Le mouvement algérien de libération en exil accueillit favorablement les efforts de secours envisagés, à condition qu'ils ne soient pas paternalistes. Prioritaire était l'approvisionnement en eau et un château d'eau est rapidement érigé. Egil écrit : « Le manque d'eau, est criant dans plusieurs villages. De corvée d'eau, les femmes retournent par des chemins abrupts vers leurs villages avec des bidons de 20 litres sur le dos. Les hommes ne portent pas l'eau. S'il faut en chercher le soir, un homme accompagne sa femme. » Il décrit la désolation des villages détruits dans lesquels il avait travaillé dix ans auparavant, alors que les gens revenaient des camps de regroupement pour s'occuper des vergers d'oliviers et de figuiers calcinés et des champs envahis de ronces et de chardons. Une maternité est construite à Tizi T'nine.

Quelques crises affectant le travail de service des Quakers peuvent être mentionnées. Ben Bella, premier président algérien et de la majorité arabe, est contesté en Kabylie et de violents combats ont lieu autour des villages de l’Ouacif en 1964, avant qu’il ne soit renversé par Boumedienne en 1965. En 1967, la guerre des six jours entre Israël et les pays arabes, au cours de laquelle l'Algérie a également déclaré la guerre à Israël, a fait naître des incertitudes quant à l'avenir du projet. Les activités du projet quaker ont également été affectées par la décision du gouvernement d'arabisation et d'islamisation de la culture et de la religion. Cependant, aucune réorientation explicite à l’encontre des agences étrangères n'a été déclarée, ce qui a obligé les bénévoles à déduire les intentions des autorités à partir des actions, ou du silence, des fonctionnaires.

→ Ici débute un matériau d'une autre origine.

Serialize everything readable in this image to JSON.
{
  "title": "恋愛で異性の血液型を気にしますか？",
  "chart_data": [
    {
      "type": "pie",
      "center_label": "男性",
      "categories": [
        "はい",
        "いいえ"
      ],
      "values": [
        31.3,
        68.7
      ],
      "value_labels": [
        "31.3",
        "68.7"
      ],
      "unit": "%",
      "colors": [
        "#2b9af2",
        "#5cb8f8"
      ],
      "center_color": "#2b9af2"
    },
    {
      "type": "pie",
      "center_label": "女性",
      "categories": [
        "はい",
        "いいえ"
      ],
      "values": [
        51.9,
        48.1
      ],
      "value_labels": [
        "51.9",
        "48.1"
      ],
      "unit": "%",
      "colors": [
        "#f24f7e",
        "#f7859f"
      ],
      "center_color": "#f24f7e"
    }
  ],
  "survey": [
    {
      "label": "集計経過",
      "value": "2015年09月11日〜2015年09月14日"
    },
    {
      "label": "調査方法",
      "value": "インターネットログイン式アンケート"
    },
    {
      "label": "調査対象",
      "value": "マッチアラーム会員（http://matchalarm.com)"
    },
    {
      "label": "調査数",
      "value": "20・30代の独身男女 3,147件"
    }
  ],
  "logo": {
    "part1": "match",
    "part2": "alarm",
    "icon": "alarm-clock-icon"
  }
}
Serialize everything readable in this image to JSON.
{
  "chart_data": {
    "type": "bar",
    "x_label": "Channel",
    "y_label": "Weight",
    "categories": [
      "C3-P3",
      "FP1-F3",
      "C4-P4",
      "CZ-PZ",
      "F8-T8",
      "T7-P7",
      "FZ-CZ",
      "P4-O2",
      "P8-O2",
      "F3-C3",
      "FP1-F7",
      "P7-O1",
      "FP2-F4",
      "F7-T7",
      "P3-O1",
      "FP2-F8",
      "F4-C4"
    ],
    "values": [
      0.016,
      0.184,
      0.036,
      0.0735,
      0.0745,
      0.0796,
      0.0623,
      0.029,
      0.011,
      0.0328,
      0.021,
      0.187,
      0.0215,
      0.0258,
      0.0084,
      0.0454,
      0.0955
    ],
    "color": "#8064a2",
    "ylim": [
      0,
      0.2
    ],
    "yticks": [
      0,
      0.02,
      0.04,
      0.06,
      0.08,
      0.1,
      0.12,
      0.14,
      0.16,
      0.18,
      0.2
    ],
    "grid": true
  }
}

En 1967, EMES a voulu mettre fin à ces activités en Kabylie et de transférer les programmes existants aux autorités algériennes. L'exception était de continuer à soutenir la maternité à Tizi T'nine. Mais le transfert des activités s'avère très compliqué. Le chef d'équipe a conclu que, dans l'ensemble, les activités médicales étaient réussies et ont été bien intégrées dans la structure de santé publique algérienne. En revanche, les projets agricoles l'étaient moins et les projets de démonstration par l'expérimentation et la formation auraient eu besoin de cinq à dix années supplémentaires pour s'implanter avec succès.

Au cours de la décennie, un total de 56 Européens, originaires de sept pays, se sont rendus sur place, pour des séjours de 14 mois en moyenne. On estime qu'une vingtaine d'Algériens y ont participé. L'Assemblée de France a envoyé trois jeunes volontaires, coordonnés par le Centre quaker international à Paris. Tony Clay a travaillé sur le projet et plus tard, avec sa femme, Odette, deviennent les représentants des affaires internationales au CQI à Paris. Un jeune Français et une Norvégienne, qui se sont connus en Kabylie et ensuite mariés, habitent toujours en région parisienne.

Le titre du livre d'Egil Hovdenak, « À mes amis de la montagne », traduit bien l’esprit de liens d’amitié personnelle tissés lors de la décennie du projet quaker en Kabylie.